Let X and Y be random variables with a joint probability density function (joint PDF) given by
$ f_{X,Y}(x,y) \quad=\quad \begin{cases} \frac{c}{1+x^2+y^2} & \text{ if } x^2+y^2<1\,, \\ 0 & \text{ otherwise,} \end{cases} $
where the positive constant c is determined by the requirement that $ f_{X,Y} $ is a PDF.
What is the correct formula for the marginal PDF of X?

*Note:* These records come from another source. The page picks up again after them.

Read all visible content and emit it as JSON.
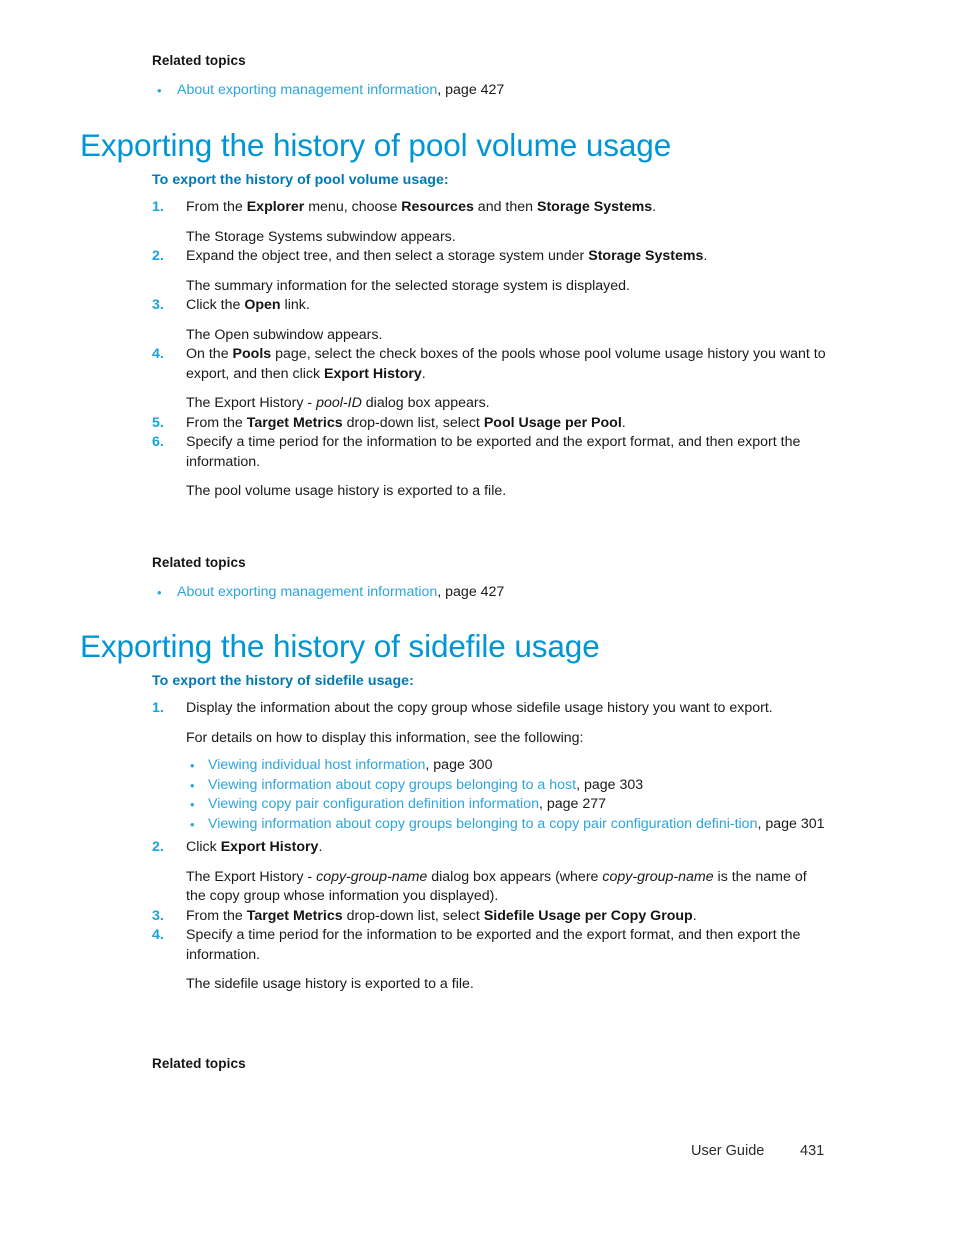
{
  "page": {
    "footer_label": "User Guide",
    "footer_page_number": "431",
    "colors": {
      "heading_blue": "#0096d6",
      "subheading_blue": "#0078b4",
      "link_blue": "#2ca4dc",
      "step_number_blue": "#17a3dc",
      "body_text": "#1a1a1a",
      "background": "#ffffff"
    }
  },
  "related_topics_top": {
    "title": "Related topics",
    "items": [
      {
        "bullet": "•",
        "link": "About exporting management information",
        "suffix": ", page 427"
      }
    ]
  },
  "section_pool": {
    "heading": "Exporting the history of pool volume usage",
    "lead_in": "To export the history of pool volume usage:",
    "steps": [
      {
        "number": "1.",
        "text_parts": [
          {
            "t": "From the ",
            "style": "plain"
          },
          {
            "t": "Explorer",
            "style": "bold"
          },
          {
            "t": " menu, choose ",
            "style": "plain"
          },
          {
            "t": "Resources",
            "style": "bold"
          },
          {
            "t": " and then ",
            "style": "plain"
          },
          {
            "t": "Storage Systems",
            "style": "bold"
          },
          {
            "t": ".",
            "style": "plain"
          }
        ],
        "result": "The Storage Systems subwindow appears."
      },
      {
        "number": "2.",
        "text_parts": [
          {
            "t": "Expand the object tree, and then select a storage system under ",
            "style": "plain"
          },
          {
            "t": "Storage Systems",
            "style": "bold"
          },
          {
            "t": ".",
            "style": "plain"
          }
        ],
        "result": "The summary information for the selected storage system is displayed."
      },
      {
        "number": "3.",
        "text_parts": [
          {
            "t": "Click the ",
            "style": "plain"
          },
          {
            "t": "Open",
            "style": "bold"
          },
          {
            "t": " link.",
            "style": "plain"
          }
        ],
        "result": "The Open subwindow appears."
      },
      {
        "number": "4.",
        "text_parts": [
          {
            "t": "On the ",
            "style": "plain"
          },
          {
            "t": "Pools",
            "style": "bold"
          },
          {
            "t": " page, select the check boxes of the pools whose pool volume usage history you want to export, and then click ",
            "style": "plain"
          },
          {
            "t": "Export History",
            "style": "bold"
          },
          {
            "t": ".",
            "style": "plain"
          }
        ],
        "result_parts": [
          {
            "t": "The Export History - ",
            "style": "plain"
          },
          {
            "t": "pool-ID",
            "style": "italic"
          },
          {
            "t": " dialog box appears.",
            "style": "plain"
          }
        ]
      },
      {
        "number": "5.",
        "text_parts": [
          {
            "t": "From the ",
            "style": "plain"
          },
          {
            "t": "Target Metrics",
            "style": "bold"
          },
          {
            "t": " drop-down list, select ",
            "style": "plain"
          },
          {
            "t": "Pool Usage per Pool",
            "style": "bold"
          },
          {
            "t": ".",
            "style": "plain"
          }
        ]
      },
      {
        "number": "6.",
        "text_parts": [
          {
            "t": "Specify a time period for the information to be exported and the export format, and then export the information.",
            "style": "plain"
          }
        ],
        "result": "The pool volume usage history is exported to a file."
      }
    ],
    "related_topics": {
      "title": "Related topics",
      "items": [
        {
          "bullet": "•",
          "link": "About exporting management information",
          "suffix": ", page 427"
        }
      ]
    }
  },
  "section_sidefile": {
    "heading": "Exporting the history of sidefile usage",
    "lead_in": "To export the history of sidefile usage:",
    "step1": {
      "number": "1.",
      "text": "Display the information about the copy group whose sidefile usage history you want to export.",
      "detail_intro": "For details on how to display this information, see the following:",
      "links": [
        {
          "bullet": "•",
          "link": "Viewing individual host information",
          "suffix": ", page 300"
        },
        {
          "bullet": "•",
          "link": "Viewing information about copy groups belonging to a host",
          "suffix": ", page 303"
        },
        {
          "bullet": "•",
          "link": "Viewing copy pair configuration definition information",
          "suffix": ", page 277"
        },
        {
          "bullet": "•",
          "link": "Viewing information about copy groups belonging to a copy pair configuration defini-tion",
          "suffix": ", page 301"
        }
      ]
    },
    "steps": [
      {
        "number": "2.",
        "text_parts": [
          {
            "t": "Click ",
            "style": "plain"
          },
          {
            "t": "Export History",
            "style": "bold"
          },
          {
            "t": ".",
            "style": "plain"
          }
        ],
        "result_parts": [
          {
            "t": "The Export History - ",
            "style": "plain"
          },
          {
            "t": "copy-group-name",
            "style": "italic"
          },
          {
            "t": " dialog box appears (where ",
            "style": "plain"
          },
          {
            "t": "copy-group-name",
            "style": "italic"
          },
          {
            "t": " is the name of the copy group whose information you displayed).",
            "style": "plain"
          }
        ]
      },
      {
        "number": "3.",
        "text_parts": [
          {
            "t": "From the ",
            "style": "plain"
          },
          {
            "t": "Target Metrics",
            "style": "bold"
          },
          {
            "t": " drop-down list, select ",
            "style": "plain"
          },
          {
            "t": "Sidefile Usage per Copy Group",
            "style": "bold"
          },
          {
            "t": ".",
            "style": "plain"
          }
        ]
      },
      {
        "number": "4.",
        "text_parts": [
          {
            "t": "Specify a time period for the information to be exported and the export format, and then export the information.",
            "style": "plain"
          }
        ],
        "result": "The sidefile usage history is exported to a file."
      }
    ],
    "related_topics": {
      "title": "Related topics"
    }
  }
}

I think I have to start off by integrating $ \frac{c}{1+x^2+y^2} $ with respect to y. Which gives me
$ \int \frac{c}{1+x^2+y^2} dy = \frac{c*\arctan{\frac{y}{\sqrt{1+x^2}}}}{\sqrt{1+x^2}} $
But don't know how to continue now.
I'd also like to know if there's any software out there where I can compute this kind of symbolic stuff.
Thanks
I think I finally managed to recall.
[1] I think you made a mistake, you should integrate w.r.t. $x$ not $y$.
That will give you the margin PDF of $Y$.
[2] Make this equation:
$$\int_{-1}^{1} \left(\int_{-\sqrt{1-y^2}}^{\sqrt{1-y^2}} \frac{c}{1+x^2+y^2} \,dx\right)\,dy = 1$$
Solving this equation should give you $c$.
[3] Also, the inner integral gives you the marginal distribution of $Y$.
$$f(y) = \int_{-\sqrt{1-y^2}}^{\sqrt{1-y^2}} \frac{c}{1+x^2+y^2} \,dx $$
So just solve this as an indefinite integral treating $y$ as constant (similar to what you did but reversed), but then compute the definite integral too (i.e. apply the boundaries). That will give you a function of just $y$, your marginal PDF.